December 4, 2012 (RARC-WP-13-002)
Two months ago, we released a white paper entitled Causes of the Postal Service FERS Surplus. The paper was prepared with the assistance of the actuarial firm Hay Group. Hay Group found that the postal surplus in the Federal Employees’ Retirement System (FERS) resulted from differences between Postal Service characteristics and the characteristics of the rest of the federal government and recommended using Postal Service-specific assumptions to measure the FERS liability. Under Postal Service-specific assumptions, the $11.4 billion FERS surplus projected as of fiscal year (FY) 2011 increased to $24.0 billion.
Since the release of the white paper, the Office of Personnel Management (OPM) has issued its annual estimate of the FERS surplus based on new economic and demographic assumptions adopted in July. In the new estimate, the surplus that OPM originally projected to be $11.4 billion decreased to $2.6 billion as of FY 2011 ($3.0 billion as of FY 2012).
We asked Hay Group to update their previous estimate of the surplus using Postal Service-specific assumptions to reflect OPM’s changes. Hay Group found the projected surplus to be $12.48 billion as of FY 2012.

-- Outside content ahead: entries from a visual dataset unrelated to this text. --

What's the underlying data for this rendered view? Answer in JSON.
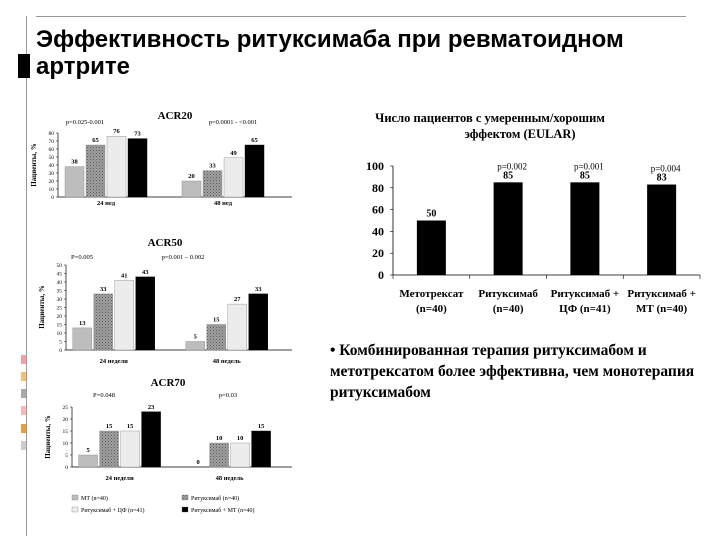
{
  "slide": {
    "title_line1": "Эффективность ритуксимаба при ревматоидном",
    "title_line2": "артрите",
    "bullet": "• Комбинированная терапия ритуксимабом и метотрексатом более эффективна, чем монотерапия ритуксимабом",
    "accent_colors": [
      "#f2a0a0",
      "#f2c070",
      "#aaaaaa",
      "#f5b8b8",
      "#e6a040",
      "#cccccc"
    ]
  },
  "left_panel": {
    "ylabel": "Пациенты, %",
    "colors": [
      "#bdbdbd",
      "#8c8c8c",
      "#ececec",
      "#000000"
    ],
    "legend": [
      "МТ (n=40)",
      "Ритуксимаб (n=40)",
      "Ритуксимаб + ЦФ (n=41)",
      "Ритуксимаб + МТ (n=40)"
    ]
  },
  "chart_data": [
    {
      "type": "bar",
      "title": "ACR20",
      "ylabel": "Пациенты, %",
      "ylim": [
        0,
        80
      ],
      "yticks": [
        0,
        10,
        20,
        30,
        40,
        50,
        60,
        70,
        80
      ],
      "categories": [
        "24 нед",
        "48 нед"
      ],
      "series": [
        {
          "name": "МТ (n=40)",
          "values": [
            38,
            20
          ]
        },
        {
          "name": "Ритуксимаб (n=40)",
          "values": [
            65,
            33
          ]
        },
        {
          "name": "Ритуксимаб + ЦФ (n=41)",
          "values": [
            76,
            49
          ]
        },
        {
          "name": "Ритуксимаб + МТ (n=40)",
          "values": [
            73,
            65
          ]
        }
      ],
      "p_labels": [
        "p=0.025-0.001",
        "p=0.0001 - <0.001"
      ]
    },
    {
      "type": "bar",
      "title": "ACR50",
      "ylabel": "Пациенты, %",
      "ylim": [
        0,
        50
      ],
      "yticks": [
        0,
        5,
        10,
        15,
        20,
        25,
        30,
        35,
        40,
        45,
        50
      ],
      "categories": [
        "24 недели",
        "48 недель"
      ],
      "series": [
        {
          "name": "МТ (n=40)",
          "values": [
            13,
            5
          ]
        },
        {
          "name": "Ритуксимаб (n=40)",
          "values": [
            33,
            15
          ]
        },
        {
          "name": "Ритуксимаб + ЦФ (n=41)",
          "values": [
            41,
            27
          ]
        },
        {
          "name": "Ритуксимаб + МТ (n=40)",
          "values": [
            43,
            33
          ]
        }
      ],
      "p_labels": [
        "P=0.005",
        "p=0.001 – 0.002"
      ]
    },
    {
      "type": "bar",
      "title": "ACR70",
      "ylabel": "Пациенты, %",
      "ylim": [
        0,
        25
      ],
      "yticks": [
        0,
        5,
        10,
        15,
        20,
        25
      ],
      "categories": [
        "24 недели",
        "48 недель"
      ],
      "series": [
        {
          "name": "МТ (n=40)",
          "values": [
            5,
            0
          ]
        },
        {
          "name": "Ритуксимаб (n=40)",
          "values": [
            15,
            10
          ]
        },
        {
          "name": "Ритуксимаб + ЦФ (n=41)",
          "values": [
            15,
            10
          ]
        },
        {
          "name": "Ритуксимаб + МТ (n=40)",
          "values": [
            23,
            15
          ]
        }
      ],
      "p_labels": [
        "P=0.048",
        "p=0.03"
      ]
    },
    {
      "type": "bar",
      "title": "Число пациентов с умеренным/хорошим эффектом (EULAR)",
      "title_line1": "Число пациентов с умеренным/хорошим",
      "title_line2": "эффектом (EULAR)",
      "ylim": [
        0,
        100
      ],
      "yticks": [
        0,
        20,
        40,
        60,
        80,
        100
      ],
      "categories": [
        "Метотрексат (n=40)",
        "Ритуксимаб (n=40)",
        "Ритуксимаб + ЦФ (n=41)",
        "Ритуксимаб + МТ (n=40)"
      ],
      "category_lines": [
        [
          "Метотрексат",
          "(n=40)"
        ],
        [
          "Ритуксимаб",
          "(n=40)"
        ],
        [
          "Ритуксимаб +",
          "ЦФ (n=41)"
        ],
        [
          "Ритуксимаб +",
          "МТ (n=40)"
        ]
      ],
      "values": [
        50,
        85,
        85,
        83
      ],
      "p_labels": [
        "",
        "p=0.002",
        "p=0.001",
        "p=0.004"
      ]
    }
  ]
}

We support using Postal Service-specific assumptions whatever the effect on the surplus as it provides a more accurate and stable estimate of Postal Service liability that is more likely to match the future payout stream. In addition, we suggest changes to the FERS program to set Postal Service contribution rates based on Postal Service-specific assumptions and to provide a mechanism for returning FERS surpluses once they have occurred.